Both bills include exemptions to preserve the life of pregnant women. But just as rape and incest are exempted from the ban in other countries, the wording is vague and would force people to die before they are allowed to receive life-saving treatment. Arkansas law also includes an exception for miscarriages, but that may be the case it makes no sense because abortion and miscarriage are medically indistinguishable.
This proposed legislation, if passed, would empower law enforcement and the legal system to scrutinize, monitor and criminalize not only those seeking abortion care, but those who become pregnant as well. And it can greatly discourage people from seeking medical care if they have problems with pregnancy.
HuffPost reached out to the sponsors of the two bills – Oklahoma state Senator Warren Hamilton (R) and Arkansas state Rep. Richard Womack (R) and Sen. Matt McKee (R) – but no one immediately responded.
Giving the go-ahead to sue pregnant people is a slippery and dangerous slope that will impact anyone who can get pregnant, said Farah Diaz-Tello, senior advisor and legal director at the non-profit reproductive justice If / When / How.
“If you can punish someone for intentionally terminating a pregnancy, that means you have to go through some process to determine if this is intentional or not. That’s called criminal prosecution. It’s an investigation,” he said.
“Anyone who can’t guarantee a healthy baby at the end of a pregnancy should undergo some type of investigation to make sure they didn’t intentionally do anything to interfere with the pregnancy or harm the pregnancy in some way.”
Currently, there are no legal obstacles to such legislation in anti-abortion states like Arkansas and Oklahoma, but challenges will arise if the bill passes, Diaz-Tello predicted. Pthe first person must be arrested, charged and prosecuted for the result of pregnancy, and then the law can face pushback in court.
Although the mainstream anti-abortion movement has long said it will not go after pregnant women — opting instead to criminalize doctors, health care providers and anyone who assists people with abortions — the tide is turning.

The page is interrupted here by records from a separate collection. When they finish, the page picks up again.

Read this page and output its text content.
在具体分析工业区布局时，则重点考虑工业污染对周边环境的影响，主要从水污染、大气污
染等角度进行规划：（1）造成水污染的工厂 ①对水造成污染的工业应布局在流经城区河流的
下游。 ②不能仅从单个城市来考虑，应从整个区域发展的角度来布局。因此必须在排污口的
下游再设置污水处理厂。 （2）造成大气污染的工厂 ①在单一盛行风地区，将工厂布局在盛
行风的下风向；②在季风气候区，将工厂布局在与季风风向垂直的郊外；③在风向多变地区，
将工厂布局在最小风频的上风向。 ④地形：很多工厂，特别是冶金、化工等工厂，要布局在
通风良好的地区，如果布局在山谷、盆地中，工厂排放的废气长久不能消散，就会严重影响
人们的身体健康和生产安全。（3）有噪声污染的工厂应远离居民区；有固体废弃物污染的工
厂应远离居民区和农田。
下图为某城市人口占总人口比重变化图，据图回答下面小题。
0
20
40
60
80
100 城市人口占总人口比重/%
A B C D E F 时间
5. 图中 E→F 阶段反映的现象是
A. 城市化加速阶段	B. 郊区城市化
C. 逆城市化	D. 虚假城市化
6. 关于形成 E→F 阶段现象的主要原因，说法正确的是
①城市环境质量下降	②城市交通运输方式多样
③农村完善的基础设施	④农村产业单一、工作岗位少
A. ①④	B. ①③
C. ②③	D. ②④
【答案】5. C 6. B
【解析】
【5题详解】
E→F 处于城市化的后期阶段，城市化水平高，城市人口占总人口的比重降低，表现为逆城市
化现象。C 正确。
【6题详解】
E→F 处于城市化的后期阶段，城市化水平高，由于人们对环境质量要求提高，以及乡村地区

Opponents of abortion have been reinvigorated since last year’s reversal of Roe v. Wade, the 1973 Supreme Court decision that legalized abortion around the world. The move gives license to campaign on policy positions that would have been considered too extreme just two or three years ago. Limitation or prohibition of abortion six weeks without exception for rape or incest, which once taboo, now policies that can help Republicans win the primary.
According to many supporters of reproductive rights, the idea of criminalizing abortion seekers has caused conflict among opponents of the procedure. Bills in Arkansas and Oklahoma, too recent comments from Alabama’s attorney generalpoints to a growing faction in the anti-abortion movement that is moving in a more radical direction.
But criminals targeting pregnant women in this way is unprecedented. Prosecutors have used the law to criminalize hundreds of women in states like Alabama and Missouri for pregnancy outcomes even though Roe v. Wade is still in force. And lawmakers in Louisiana, Texas and Iowa have been working on bills targeting women who have had abortions.
“This perspective is not a new one. Now we are more aligned because the roe is falling,” said Diaz-Tello.
“People need to understand that the fences that the Constitution used are no longer there, so the stakes are higher now,” he said. “We can’t be asleep at the wheel. Everyone has to come forward and say this is not good.